EDITORIAL: Chief justice pick a defining moment
The person should be an influential leader, a strong administrator, a diplomat, a skilled communicator and policy maker, an intellectual leader who is independently minded with the highest degree of integrity
In August 2011, former president Jacob Zuma released a 700-word statement, detailing the reasons he had chosen Mogoeng Mogoeng as chief justice. It was an unprecedented move, but a necessary one — appointing the head of the judiciary is no simple feat and Zuma’s appointment of Mogoeng was hardly welcomed.
For a start, there were questions over his conservative approach on issues of gender, as well as questions over his experience — or rather, his lack of it — on constitutional matters.
But Mogoeng, largely, proved his detractors wrong. His legacy is relatively solid, and where it is marred, it is because of his comments on public platforms, not his judgments on the bench.
A high point for Mogoeng was the Constitutional Court judgment on Nkandla in 2016, which arguably led to Zuma losing his grip on the ANC. The ruling held that the powers of the public protector were binding and that Zuma needed to repay some of the R246m spent on upgrading his private residence at Nkandla.
It is a judgment that will forever stand as setting the standard for the conduct of a sitting president. Mogoeng’s words were striking: "[A president] is a constitutional being by design, a national pathfinder, the quintessential commander-in-chief of state affairs and the personification of this nation’s constitutional project."
This week Mogoeng’s office announced that he had taken "long leave" due to him for some time, which will run until his term ends in September. Effectively, Mogoeng won’t return to his office.
In the meantime, President Cyril Ramaphosa has appointed justice Sisi Khampepe to act in the post until a permanent appointment is made.
Last week, there was a serious attempt by the ANC’s fact-lite radical economic transformation (RET) wing and its twitter-bots to cast Mogoeng’s leave as an ominous sign that the judiciary had been captured.
On the other side of the aisle, those opposing the RET group had also read much into Mogoeng’s bid for "long leave", speculating that perhaps he had no stomach to preside over a case against Zuma, or that he was preparing for a more political role, given his perceived proximity to the EFF.
But there is no evidence that Mogoeng’s leave is the result of conniving or intrigue.

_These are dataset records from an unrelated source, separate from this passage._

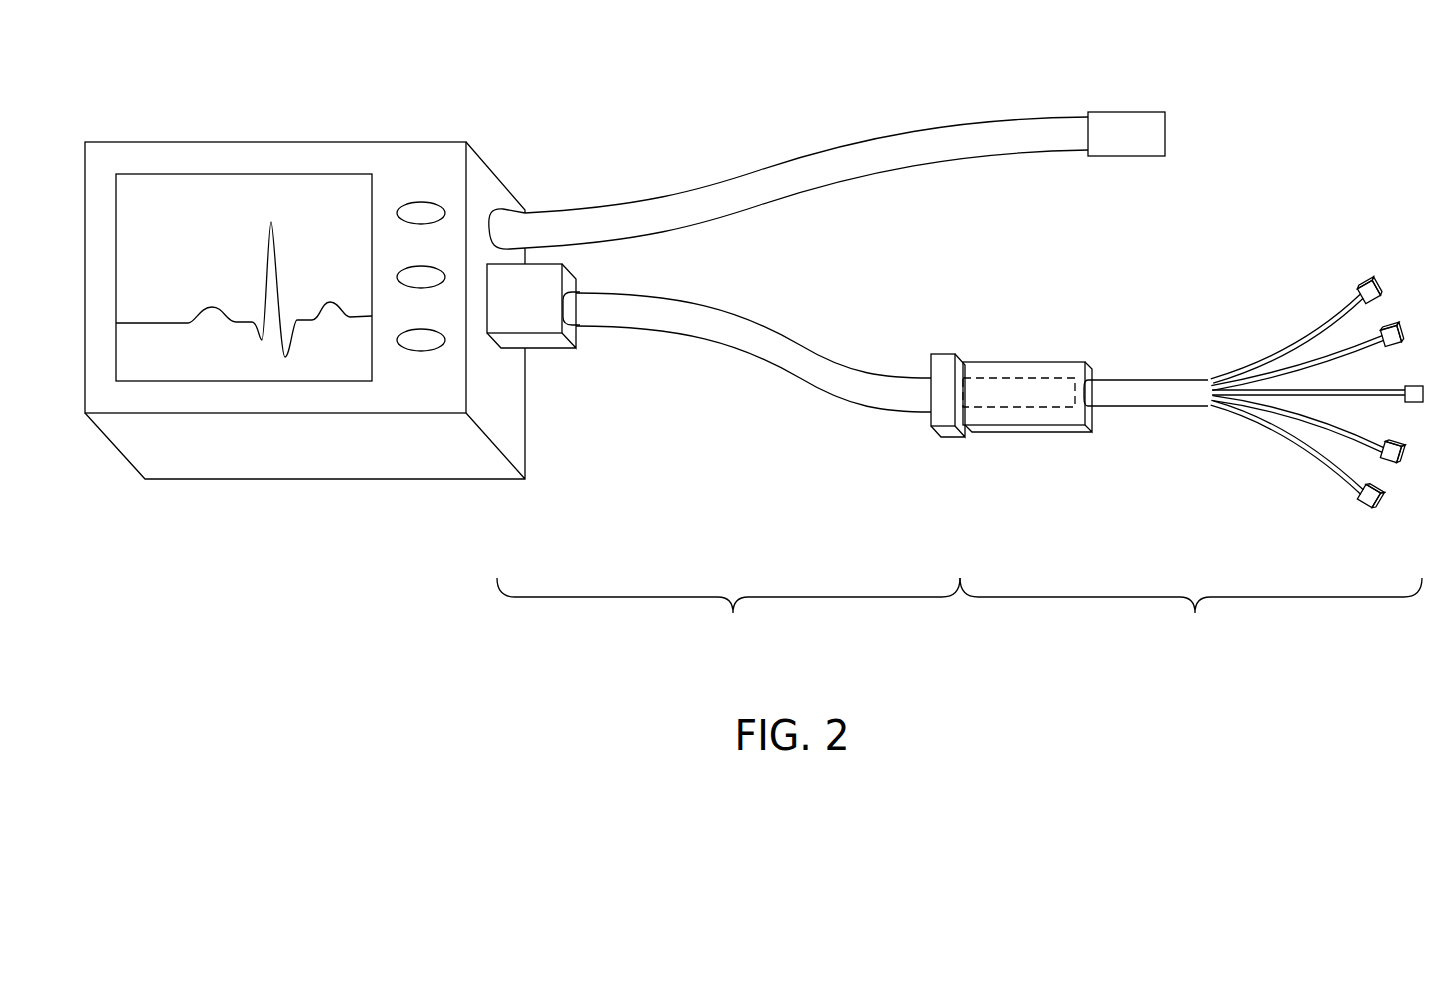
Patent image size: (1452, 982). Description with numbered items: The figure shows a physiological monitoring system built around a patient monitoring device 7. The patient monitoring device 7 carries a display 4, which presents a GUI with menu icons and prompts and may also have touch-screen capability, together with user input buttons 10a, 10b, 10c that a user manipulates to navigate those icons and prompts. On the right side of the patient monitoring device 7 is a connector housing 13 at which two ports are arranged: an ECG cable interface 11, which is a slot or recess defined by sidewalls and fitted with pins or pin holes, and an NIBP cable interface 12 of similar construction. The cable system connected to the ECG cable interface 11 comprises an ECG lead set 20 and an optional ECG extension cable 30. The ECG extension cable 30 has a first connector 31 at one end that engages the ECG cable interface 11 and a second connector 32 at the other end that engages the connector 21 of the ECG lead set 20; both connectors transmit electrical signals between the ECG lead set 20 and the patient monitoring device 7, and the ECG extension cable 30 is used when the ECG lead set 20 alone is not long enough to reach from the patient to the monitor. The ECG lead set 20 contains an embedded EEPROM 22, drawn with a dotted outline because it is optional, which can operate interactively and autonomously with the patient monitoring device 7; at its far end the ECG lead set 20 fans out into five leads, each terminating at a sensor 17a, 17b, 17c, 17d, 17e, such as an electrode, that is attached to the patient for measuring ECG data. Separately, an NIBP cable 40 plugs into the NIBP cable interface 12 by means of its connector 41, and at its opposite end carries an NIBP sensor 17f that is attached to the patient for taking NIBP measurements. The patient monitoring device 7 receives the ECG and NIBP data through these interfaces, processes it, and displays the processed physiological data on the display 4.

The patient monitoring device 7 is at (180, 142).
The display 4 is at (253, 174).
The user input button 10a is at (421, 202).
The user input button 10b is at (438, 269).
The user input button 10c is at (421, 351).
The NIBP cable interface 12 is at (500, 206).
The ECG cable interface 11 is at (496, 345).
The connector housing 13 is at (503, 256).
The NIBP cable 40 is at (795, 155).
The connector 41 is at (498, 230).
The NIBP sensor 17f is at (1125, 112).
The ECG extension cable 30 is at (728, 468).
The first connector 31 is at (577, 337).
The second connector 32 is at (940, 354).
The connector 21 is at (1005, 362).
The EEPROM 22 is at (1050, 378).
The ECG lead set 20 is at (1191, 511).
The sensor 17a is at (1360, 276).
The sensor 17b is at (1400, 326).
The sensor 17c is at (1418, 385).
The sensor 17d is at (1403, 458).
The sensor 17e is at (1383, 510).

His decade-long tenure had been intense, particularly as the judiciary proved to be the last line of defence against a compromised ANC, whose president and administration had gone rogue in a spectacular way.

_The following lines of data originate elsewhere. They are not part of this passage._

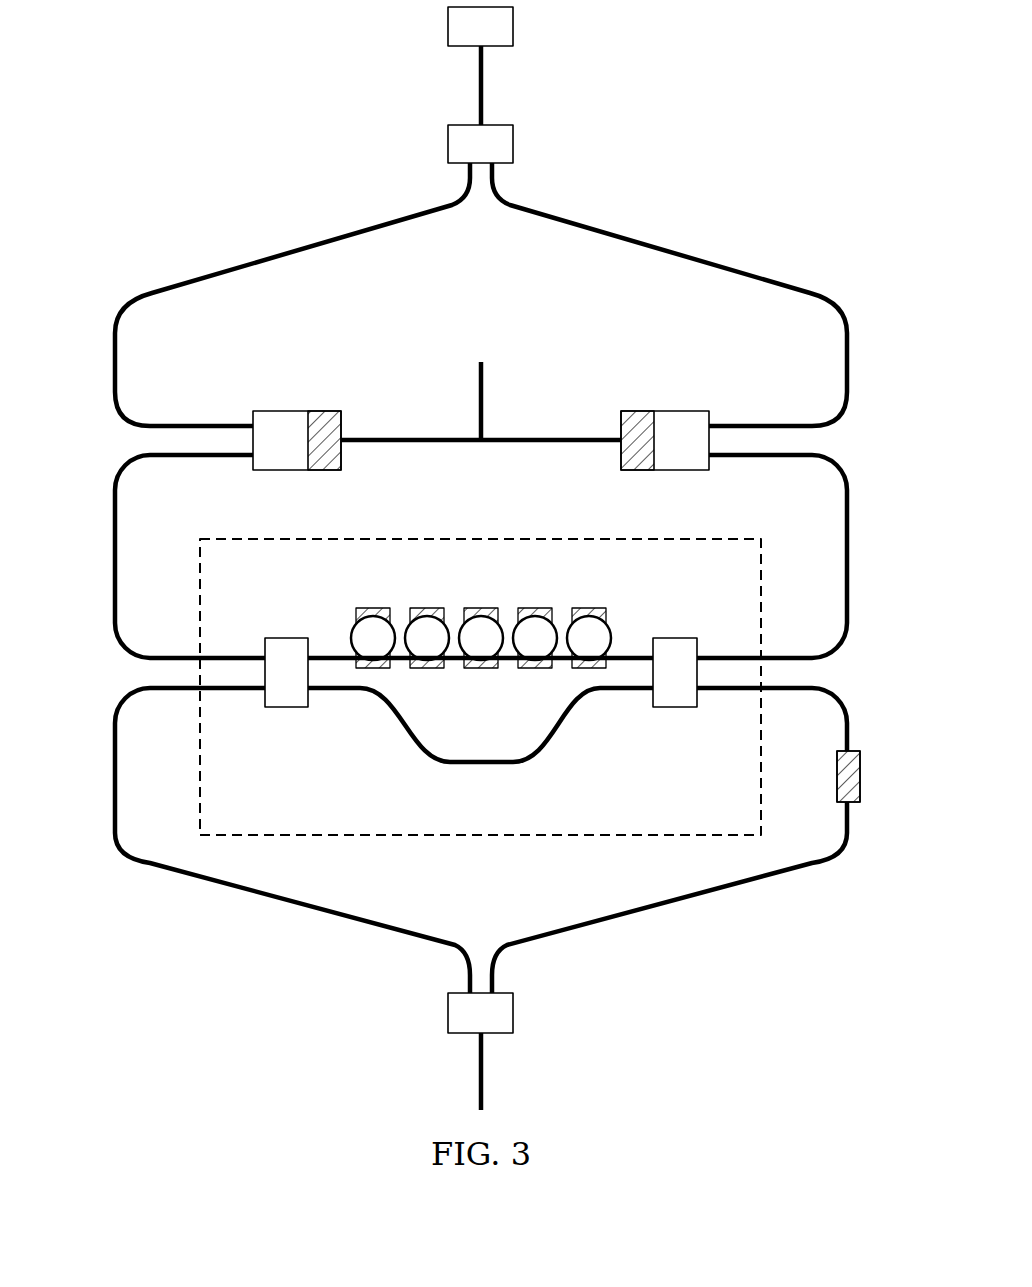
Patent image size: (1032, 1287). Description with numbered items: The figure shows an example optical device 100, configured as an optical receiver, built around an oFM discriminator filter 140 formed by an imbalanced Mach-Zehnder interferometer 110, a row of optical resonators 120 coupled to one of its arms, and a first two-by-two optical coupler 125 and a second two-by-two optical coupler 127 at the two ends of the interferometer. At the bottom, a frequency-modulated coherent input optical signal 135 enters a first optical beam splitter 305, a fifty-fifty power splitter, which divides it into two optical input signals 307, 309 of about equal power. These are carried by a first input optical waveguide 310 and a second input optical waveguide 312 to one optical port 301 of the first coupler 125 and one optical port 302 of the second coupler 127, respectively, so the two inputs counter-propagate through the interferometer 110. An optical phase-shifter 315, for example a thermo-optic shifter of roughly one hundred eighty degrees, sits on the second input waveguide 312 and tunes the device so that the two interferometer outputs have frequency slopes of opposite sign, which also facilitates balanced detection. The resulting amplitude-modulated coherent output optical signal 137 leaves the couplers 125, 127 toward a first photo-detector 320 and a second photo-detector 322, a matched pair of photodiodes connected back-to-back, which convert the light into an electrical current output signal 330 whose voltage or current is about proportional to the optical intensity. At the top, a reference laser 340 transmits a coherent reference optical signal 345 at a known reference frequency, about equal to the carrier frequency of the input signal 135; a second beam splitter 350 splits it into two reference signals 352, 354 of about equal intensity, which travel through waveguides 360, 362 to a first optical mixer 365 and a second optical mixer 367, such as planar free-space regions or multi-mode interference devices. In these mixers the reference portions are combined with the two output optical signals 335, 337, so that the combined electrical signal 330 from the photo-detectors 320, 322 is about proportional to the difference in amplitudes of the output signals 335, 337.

The optical device 100 is at (708, 80).
The imbalanced Mach-Zehnder interferometer 110 is at (310, 771).
The optical resonators 120 is at (347, 598).
The first 2×2 optical coupler 125 is at (286, 636).
The second 2×2 optical coupler 127 is at (680, 636).
The frequency-modulated coherent input optical signal 135 is at (470, 1055).
The amplitude-modulated coherent output optical signal 137 is at (192, 649).
The oFM discriminator filter 140 is at (548, 536).
The optical port 301 is at (264, 696).
The optical port 302 is at (698, 696).
The first optical beam splitter 305 is at (448, 1014).
The optical input signal 307 is at (356, 932).
The optical input signal 309 is at (606, 932).
The first input optical waveguide 310 is at (246, 896).
The second input optical waveguide 312 is at (714, 896).
The optical phase-shifter 315 is at (862, 778).
The first photo-detector 320 is at (261, 480).
The second photo-detector 322 is at (701, 480).
The electrical current output signal 330 is at (470, 385).
The output optical signal 335 is at (858, 552).
The output optical signal 337 is at (103, 552).
The reference laser 340 is at (448, 22).
The coherent reference optical signal 345 is at (470, 101).
The second beam splitter 350 is at (448, 140).
The reference signal 352 is at (356, 226).
The reference signal 354 is at (606, 226).
The waveguide 360 is at (224, 268).
The waveguide 362 is at (738, 268).
The first optical mixer 365 is at (278, 420).
The second optical mixer 367 is at (684, 420).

Now Ramaphosa must select a replacement, after 10 years of strained relations between the executive and the judiciary, in which judges were not only called on to moderate intra-party battles as Zuma’s grip on the ANC tightened, but had to do this even amid lacerating attacks from the ruling party, which accused them of overreaching.
Calls have been made for Ramaphosa to appoint a female to the post. The excellent website Judges Matter, which monitors the appointment of judges, has come up with a list of female contenders — including the Supreme Court of Appeal’s president Mahube Molemela, and Constitutional Court justices Nonkosi Mhlantla and Leona Theron.
It also breaks down the qualities required: the person should be an influential leader, a strong administrator, a diplomat, a skilled communicator and policy maker, an intellectual leader who is independently minded with the highest degree of integrity. It is a tall order for Ramaphosa to fill.
But given the current state of the country, the brittle economy, and the attacks on the judiciary from influential politicians, it’s an appointment that may just be the one on which Ramaphosa’s entire presidency will rise or fall.